Con Morandi eravamo amici sin da ragazzini. Dopo abbiamo fatto due anni e mezzo di tour in Europa, venendo anche in Germania. Abbiamo fatto un disco insieme che ha venduto più di un milione di copie. Gianni è un grandissimo cantante, sia tecnicamente che per i milioni di dischi che ha venduto. Forse è il cantante più preparato che c’è in Italia. Adesso canta di meno perché fa di più presentatore. Però anche lui è un po’ come me: gli piace cambiare, diversificare i ruolo. È cantante e presentatore, ma è anche stato attore. Il lavoro ufficiale che noi facciamo è già strano di suo per cui apre le porte di altre condizioni, di altre situazioni. Sting, per esempio, fa anche l’attore e passa, a livello musicale dalla sua musica alla musica medievale e del Cinquecento. Facciamo un po’ tutti così quelli che ne abbiamo la possibilità.

Italiani all’estero. Cosa ti viene in mente a proposito di italianità?
Io non sono proprio italianissimo, nel senso che non conosco molte canzoni della tradizione musicale italiana. Ma ci sono delle mie canzoni che stanno anche nell’immaginario degli italiani che vivono all’estero: 4 Marzo, Piazza Grande e, naturalmente, Caruso.

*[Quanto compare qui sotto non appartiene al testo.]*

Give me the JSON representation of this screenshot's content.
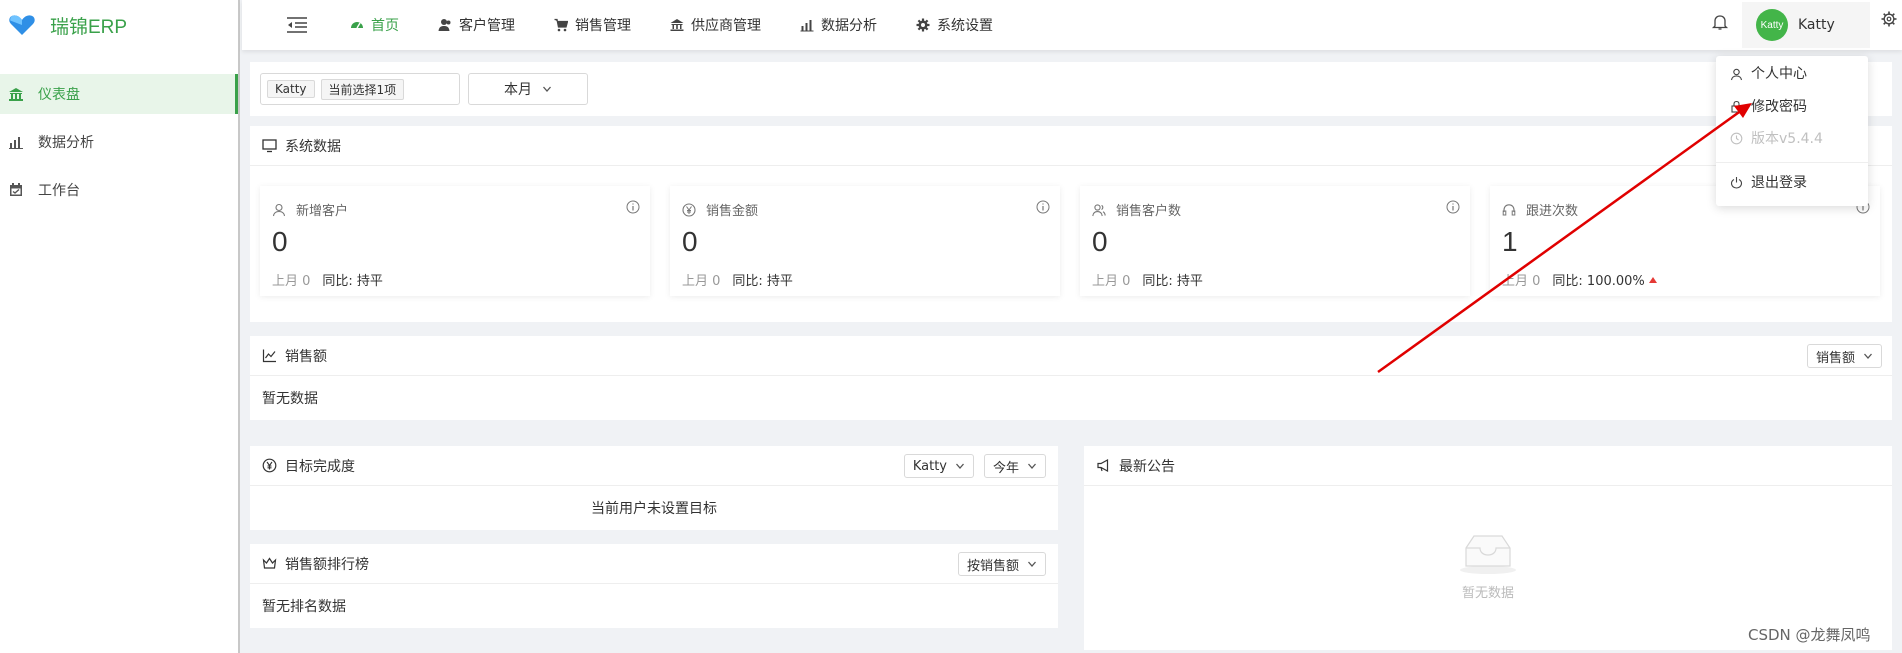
{
  "app": {
    "title": "瑞锦ERP"
  },
  "sidebar": {
    "items": [
      {
        "label": "仪表盘",
        "icon": "bank-icon",
        "active": true
      },
      {
        "label": "数据分析",
        "icon": "bar-chart-icon",
        "active": false
      },
      {
        "label": "工作台",
        "icon": "calendar-icon",
        "active": false
      }
    ]
  },
  "nav": {
    "items": [
      {
        "label": "首页",
        "icon": "dashboard-icon",
        "active": true
      },
      {
        "label": "客户管理",
        "icon": "users-icon",
        "active": false
      },
      {
        "label": "销售管理",
        "icon": "cart-icon",
        "active": false
      },
      {
        "label": "供应商管理",
        "icon": "bank-icon",
        "active": false
      },
      {
        "label": "数据分析",
        "icon": "bar-chart-icon",
        "active": false
      },
      {
        "label": "系统设置",
        "icon": "gear-icon",
        "active": false
      }
    ]
  },
  "user": {
    "avatar_text": "Katty",
    "name": "Katty"
  },
  "filter": {
    "tag": "Katty",
    "count_text": "当前选择1项",
    "period": "本月"
  },
  "system_data": {
    "title": "系统数据",
    "cards": [
      {
        "title": "新增客户",
        "icon": "user-icon",
        "value": "0",
        "last_label": "上月 0",
        "compare_label": "同比: 持平",
        "trend_up": false
      },
      {
        "title": "销售金额",
        "icon": "yen-icon",
        "value": "0",
        "last_label": "上月 0",
        "compare_label": "同比: 持平",
        "trend_up": false
      },
      {
        "title": "销售客户数",
        "icon": "users-icon",
        "value": "0",
        "last_label": "上月 0",
        "compare_label": "同比: 持平",
        "trend_up": false
      },
      {
        "title": "跟进次数",
        "icon": "headset-icon",
        "value": "1",
        "last_label": "上月 0",
        "compare_label": "同比: 100.00%",
        "trend_up": true
      }
    ]
  },
  "sales": {
    "title": "销售额",
    "select": "销售额",
    "empty": "暂无数据"
  },
  "target": {
    "title": "目标完成度",
    "user_select": "Katty",
    "period_select": "今年",
    "empty": "当前用户未设置目标"
  },
  "ranking": {
    "title": "销售额排行榜",
    "select": "按销售额",
    "empty": "暂无排名数据"
  },
  "notice": {
    "title": "最新公告",
    "empty": "暂无数据"
  },
  "dropdown": {
    "items": [
      {
        "label": "个人中心",
        "icon": "user-icon",
        "disabled": false
      },
      {
        "label": "修改密码",
        "icon": "lock-icon",
        "disabled": false
      },
      {
        "label": "版本v5.4.4",
        "icon": "clock-icon",
        "disabled": true
      },
      {
        "label": "退出登录",
        "icon": "power-icon",
        "disabled": false
      }
    ]
  },
  "watermark": "CSDN @龙舞凤鸣",
  "colors": {
    "accent": "#3aa14a",
    "arrow": "#e00000"
  }
}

Anche gli altri dischi hanno venduto, però queste canzoni hanno una storia particolare. Quando faccio i concerti fuori dall’Italia non solo ci sono italiani, ma anche stranieri che hanno sentito le mie canzoni, probabilmente durante le vacanze in Italia. Nei miei concerti in Germania c’è spesso un libretto con le traduzioni dei testi. Devo confessare che durante le mie tournee all’estero mi piace andare in dei musei. Per me è anche “vacanza”. Alcuni posti, pur conoscendoli bene, mi piace rivisitarli. Quando vado a Zurigo, per esempio, vado al Kunstmuseum, a Parigi vado al Louvre. Mischio insomma il “lavoro” con il “piacere”.

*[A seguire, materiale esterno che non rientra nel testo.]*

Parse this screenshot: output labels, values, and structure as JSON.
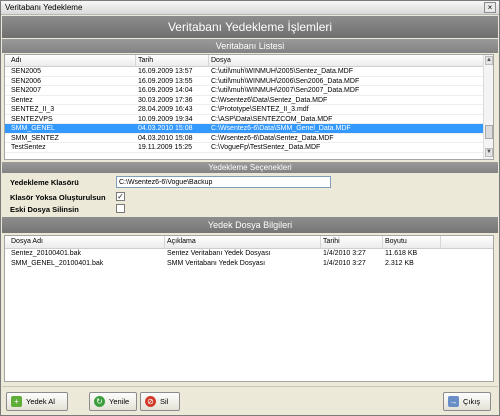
{
  "window": {
    "title": "Veritabanı Yedekleme",
    "close_glyph": "×"
  },
  "header": {
    "title": "Veritabanı Yedekleme İşlemleri"
  },
  "db_list": {
    "section_title": "Veritabanı Listesi",
    "columns": [
      "Adı",
      "Tarih",
      "Dosya"
    ],
    "rows": [
      {
        "name": "SEN2005",
        "date": "16.09.2009 13:57",
        "file": "C:\\util\\muh\\WINMUH\\2005\\Sentez_Data.MDF"
      },
      {
        "name": "SEN2006",
        "date": "16.09.2009 13:55",
        "file": "C:\\util\\muh\\WINMUH\\2006\\Sen2006_Data.MDF"
      },
      {
        "name": "SEN2007",
        "date": "16.09.2009 14:04",
        "file": "C:\\util\\muh\\WINMUH\\2007\\Sen2007_Data.MDF"
      },
      {
        "name": "Sentez",
        "date": "30.03.2009 17:36",
        "file": "C:\\Wsentez6\\Data\\Sentez_Data.MDF"
      },
      {
        "name": "SENTEZ_II_3",
        "date": "28.04.2009 16:43",
        "file": "C:\\Prototype\\SENTEZ_II_3.mdf"
      },
      {
        "name": "SENTEZVPS",
        "date": "10.09.2009 19:34",
        "file": "C:\\ASP\\Data\\SENTEZCOM_Data.MDF"
      },
      {
        "name": "SMM_GENEL",
        "date": "04.03.2010 15:08",
        "file": "C:\\Wsentez6-6\\Data\\SMM_Genel_Data.MDF"
      },
      {
        "name": "SMM_SENTEZ",
        "date": "04.03.2010 15:08",
        "file": "C:\\Wsentez6-6\\Data\\Sentez_Data.MDF"
      },
      {
        "name": "TestSentez",
        "date": "19.11.2009 15:25",
        "file": "C:\\VogueFp\\TestSentez_Data.MDF"
      }
    ],
    "selected_index": 6
  },
  "options": {
    "section_title": "Yedekleme Seçenekleri",
    "folder_label": "Yedekleme Klasörü",
    "folder_value": "C:\\Wsentez6-6\\Vogue\\Backup",
    "create_folder_label": "Klasör Yoksa Oluşturulsun",
    "create_folder_checked_glyph": "✓",
    "delete_old_label": "Eski Dosya Silinsin",
    "delete_old_checked_glyph": ""
  },
  "backups": {
    "section_title": "Yedek Dosya Bilgileri",
    "columns": [
      "Dosya Adı",
      "Açıklama",
      "Tarihi",
      "Boyutu"
    ],
    "rows": [
      {
        "file": "Sentez_20100401.bak",
        "desc": "Sentez Veritabanı Yedek Dosyası",
        "date": "1/4/2010 3:27",
        "size": "11.618 KB"
      },
      {
        "file": "SMM_GENEL_20100401.bak",
        "desc": "SMM Veritabanı Yedek Dosyası",
        "date": "1/4/2010 3:27",
        "size": "2.312 KB"
      }
    ]
  },
  "footer": {
    "backup_label": "Yedek Al",
    "refresh_label": "Yenile",
    "delete_label": "Sil",
    "exit_label": "Çıkış",
    "backup_glyph": "+",
    "refresh_glyph": "↻",
    "delete_glyph": "⊘",
    "exit_glyph": "→"
  },
  "scroll": {
    "up_glyph": "▲",
    "down_glyph": "▼"
  }
}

Rimaniamo “all’estero”. Alcune delle tue canzoni sono state anche tradotte e cantate in altre lingue. Cosa provi quando senti le tua canzoni non in italiano?

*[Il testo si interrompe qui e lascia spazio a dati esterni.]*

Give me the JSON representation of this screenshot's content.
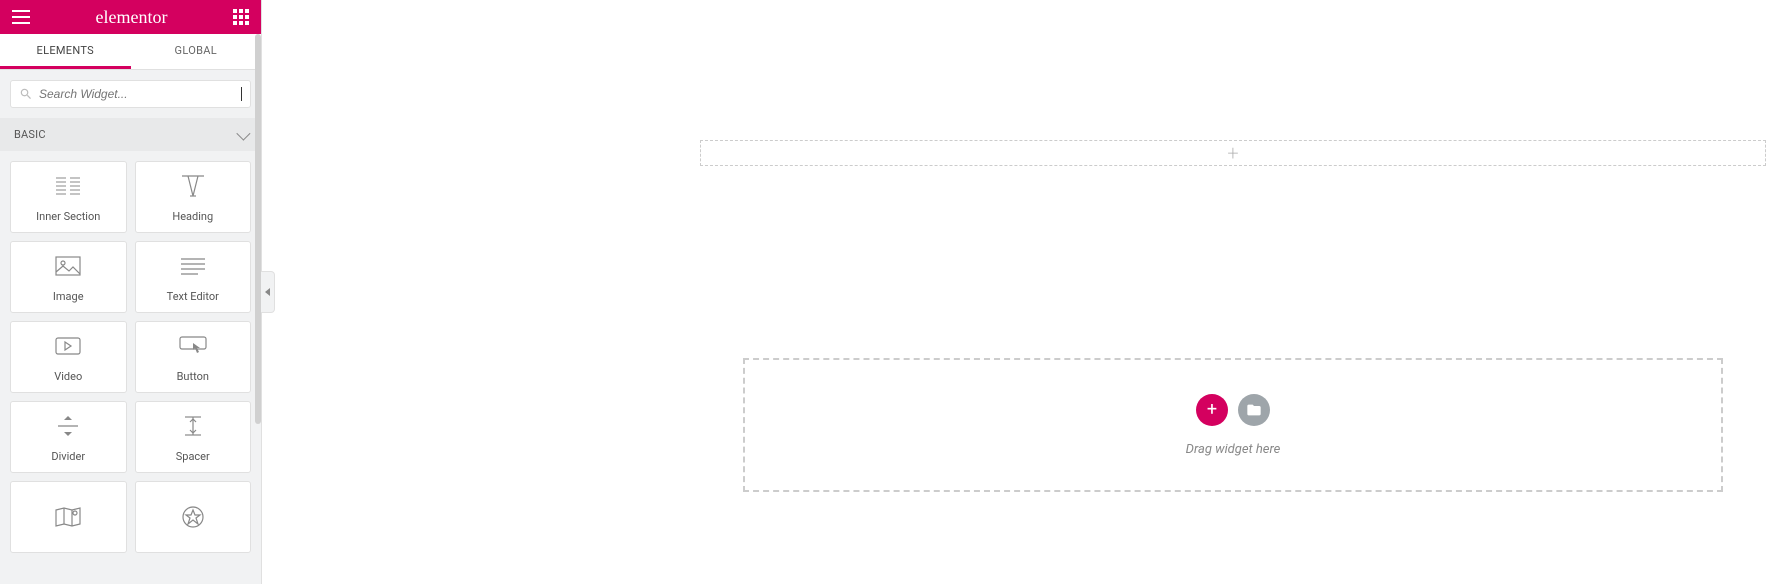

Mi fa piacere. C’è una canzone, per esempio, che in Italia non è mai stata un singolo: Tutta la vita. Questa canzone ha venduto più di 10 milioni di dischi in America e Sudamerica, in America cantata da Olivia Newton John e da molti gruppi in Messico e in Argentina. Non è che mi sento orgoglioso, ma mi fa piacere sentire che la canzone è arrivata fin là. Come lo è anche il fatto che Caruso è conosciuta in tutto il mondo. Forse se avessi dovuto pensare alla mia attività di cantante, avrei dovuto seguire di più questa strada. Una volta fatta la canzone, invece l’ho lasciata lì ed ho fatto diverse altre cose che mi davano la stessa emozione. In Spagna, per esempio, ci sono state molte cover: sentirle mi da’ gusto, mi diverte.

Le tue canzoni: specchio della tua vita?
Le mie canzoni raccontano del mondo. Io non scrivo mai di me, sarebbe troppo noioso. La chiave delle mie canzoni è che io sono sempre l’ultimo. È chiaro che io vedo il mondo dal mio punto di vista, ma le mie canzoni non raccontano mai di me. Anna e Marco non sono io, sono due ragazzi che ho visto nel bar sotto casa mia. Ne L’anno che verrà ci siamo tutti, non solo io. Potrei dire che, in fondo, sono uno scrittore: se scrivessi sempre di me il pubblico si romperebbe le scatole. Forse sarò presuntuoso ma direi che nelle mie canzoni c’è la gente che le ascolta.

La “tua” canzone preferita?
Me lo chiedono spesso, ma non sono mai convinto che ce ne sia una in particolare. Se dovessi fare una valutazione numerica è sicuramente Caruso, anche perché è una canzone anomala rispetto al mio repertorio. La canzone ha venduto più di 30 milioni di dischi, fra tutte le varie versioni, quindi non solo la mia. Però ci sono delle canzoni, “minori”, che mi piacciono tanto. Il mio ultimo disco di Novembre, in cui ho inserito tutti i lati B. Non perché i lati B sono meno importanti, ma perché in un disco che vende tanto sono al massimo due o tre le canzoni che la gente conosce. In questa raccolta ho inserito quelle che a me piacciono di più.